HOMES for students and key workers could be included in a newly-proposed Poole town centre development.

Food store chain Aldi has put in an outline application to build a 12-storey block on the Pitwines gas site.

It includes a pharmacy and medical centre as well as 201 homes for students and medical workers.

The plans have been submitted along with an application for a food store and 12 or 13 flats above that.

Poole planning officer Doug Evans, said: "Whether there is a need for this type of accommodation in the town centre will be one of the issues looked at.

"It is too early to say if it is the right sort of accommodation in the right place."

A date has not yet been set for the application to go before Poole council's planning committee.

Although the council stipulates a developer must provide some kind of affordable housing in a planning application, Mr Evans said Aldi had chosen to build homes for students and key workers. The council had not stipulated this was needed.

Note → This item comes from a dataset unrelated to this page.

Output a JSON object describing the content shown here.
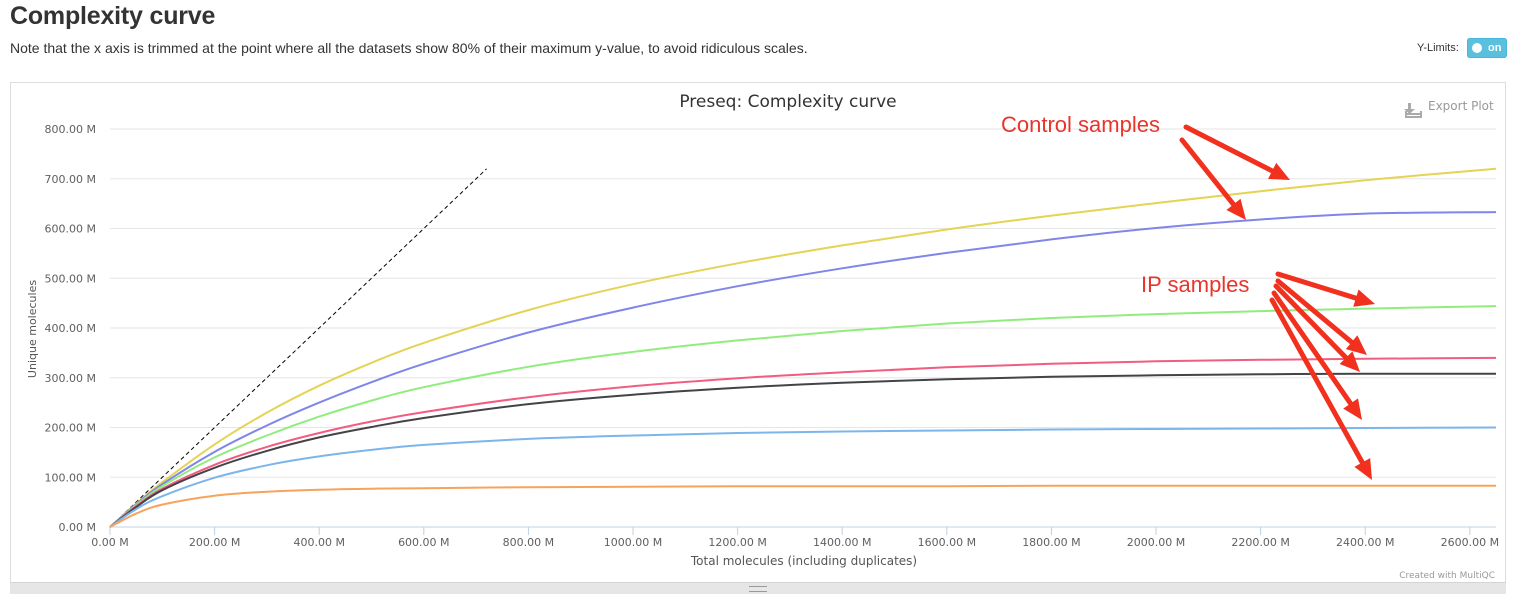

Aldi's plans come shortly after 64 affordable homes were provided with the new Asda in West Quay Road, which opened in September last year.

The 11-storey tower above the supermarket should be opened soon.

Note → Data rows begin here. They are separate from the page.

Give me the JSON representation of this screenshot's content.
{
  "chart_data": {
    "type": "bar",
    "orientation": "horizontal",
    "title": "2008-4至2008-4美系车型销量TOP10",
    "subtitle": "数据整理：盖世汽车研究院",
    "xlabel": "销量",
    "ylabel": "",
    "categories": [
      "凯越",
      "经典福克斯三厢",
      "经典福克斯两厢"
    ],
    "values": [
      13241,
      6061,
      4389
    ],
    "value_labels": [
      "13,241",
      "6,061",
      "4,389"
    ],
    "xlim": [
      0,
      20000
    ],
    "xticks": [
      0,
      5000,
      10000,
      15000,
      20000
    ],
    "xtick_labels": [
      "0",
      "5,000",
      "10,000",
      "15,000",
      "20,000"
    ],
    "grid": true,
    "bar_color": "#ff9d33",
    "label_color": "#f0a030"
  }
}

Work began on the Pitwines site - now called the Poole Quarter - more than a year ago to clear contamination from the land and build 512 homes.

The one and two-bed flats cost £159,950 and the homes in the first phase range up to three and four bedroom townhouses costing up to £350,000.

The development is likely to provide a community of 1,500 to 2,000 people within walking distance of the town centre

A sales office is now open on the site and the first residents are expected to move in this July.